Começou por fabricar vagões a vapor e mudou o seu nome para Straker-Squire em 1904, quando Lionel Squire entrou para a empresa.
Nesta altura, a empresa começou a construir e a competir com os seus próprios automóveis e passou a fabricar motores aeronáuticos durante a Primeira Guerra Mundial.
Quando o conflito terminou, a Straker-Squire dividiu as suas actividades no sector automóvel e de motores aeronáuticos, com a divisão de automóveis a concentrar-se em modelos de alta gama e desempenho, juntamente com veículos comerciais.
A empresa registou dificuldades financeiras, que não foram atenuadas pela introdução de modelos mais baratos.
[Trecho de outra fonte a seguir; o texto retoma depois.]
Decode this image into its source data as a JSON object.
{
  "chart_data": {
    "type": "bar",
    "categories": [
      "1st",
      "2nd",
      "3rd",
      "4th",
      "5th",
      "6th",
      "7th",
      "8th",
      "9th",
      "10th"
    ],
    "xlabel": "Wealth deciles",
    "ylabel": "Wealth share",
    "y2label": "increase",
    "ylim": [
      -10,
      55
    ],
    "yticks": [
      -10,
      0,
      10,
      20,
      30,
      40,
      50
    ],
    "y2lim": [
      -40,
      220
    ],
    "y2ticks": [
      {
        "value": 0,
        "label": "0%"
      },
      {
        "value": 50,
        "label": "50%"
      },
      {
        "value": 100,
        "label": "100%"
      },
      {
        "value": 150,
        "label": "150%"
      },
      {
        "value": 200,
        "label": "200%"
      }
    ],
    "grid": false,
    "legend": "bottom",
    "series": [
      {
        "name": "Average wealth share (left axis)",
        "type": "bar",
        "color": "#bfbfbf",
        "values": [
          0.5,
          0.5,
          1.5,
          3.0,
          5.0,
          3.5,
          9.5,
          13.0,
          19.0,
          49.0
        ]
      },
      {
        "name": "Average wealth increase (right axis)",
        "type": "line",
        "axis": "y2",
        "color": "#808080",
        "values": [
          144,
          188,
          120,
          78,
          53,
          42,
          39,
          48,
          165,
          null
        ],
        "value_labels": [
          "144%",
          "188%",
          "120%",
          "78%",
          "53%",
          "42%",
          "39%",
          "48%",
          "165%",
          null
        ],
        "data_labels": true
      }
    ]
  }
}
A Straker-Squire encerrou as suas actividades em 1925.
23. Sunbeam-Talbot
O nome Sunbeam-Talbot foi uma ideia concebida pelo Grupo Rootes para associar a versões de gama alta dos modelos Hillman e Humber da empresa.
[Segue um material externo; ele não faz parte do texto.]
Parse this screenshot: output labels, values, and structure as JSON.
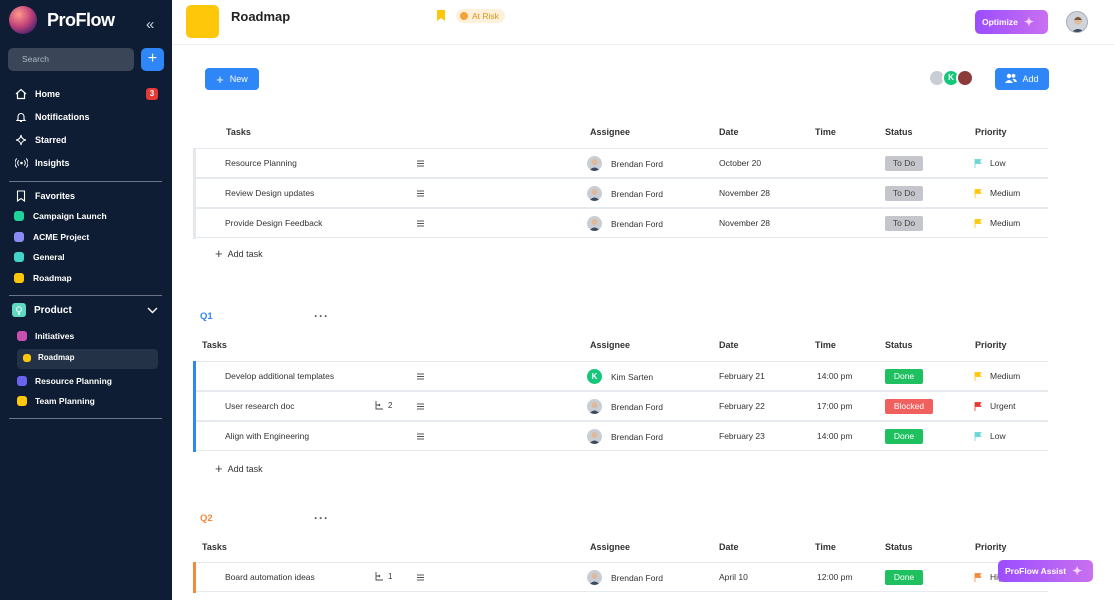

Embora o chassis, os motores e os órgãos de rolamento não tenham sofrido alterações em relação aos seus companheiros de estábulo mais humildes, alguns modelos Sunbeam-Talbot tinham, pelo menos, carroçarias fabricadas pela Thrupp & Maberly, para dar um verniz de respeitabilidade de gama alta.
Estes automóveis foram produzidos em Londres entre 1938 e 1945, mas a partir de 1946 a produção foi transferida para a fábrica de Ryton, em Warwickshire, e durou até 1954.
Os primeiros Sunbeam-Talbots foram o Ten e o 3 Litros, enquanto que, após a guerra, o 90 de 1948 ganhou uma sólida reputação nos ralis que lançou as bases para o Sunbeam Alpine.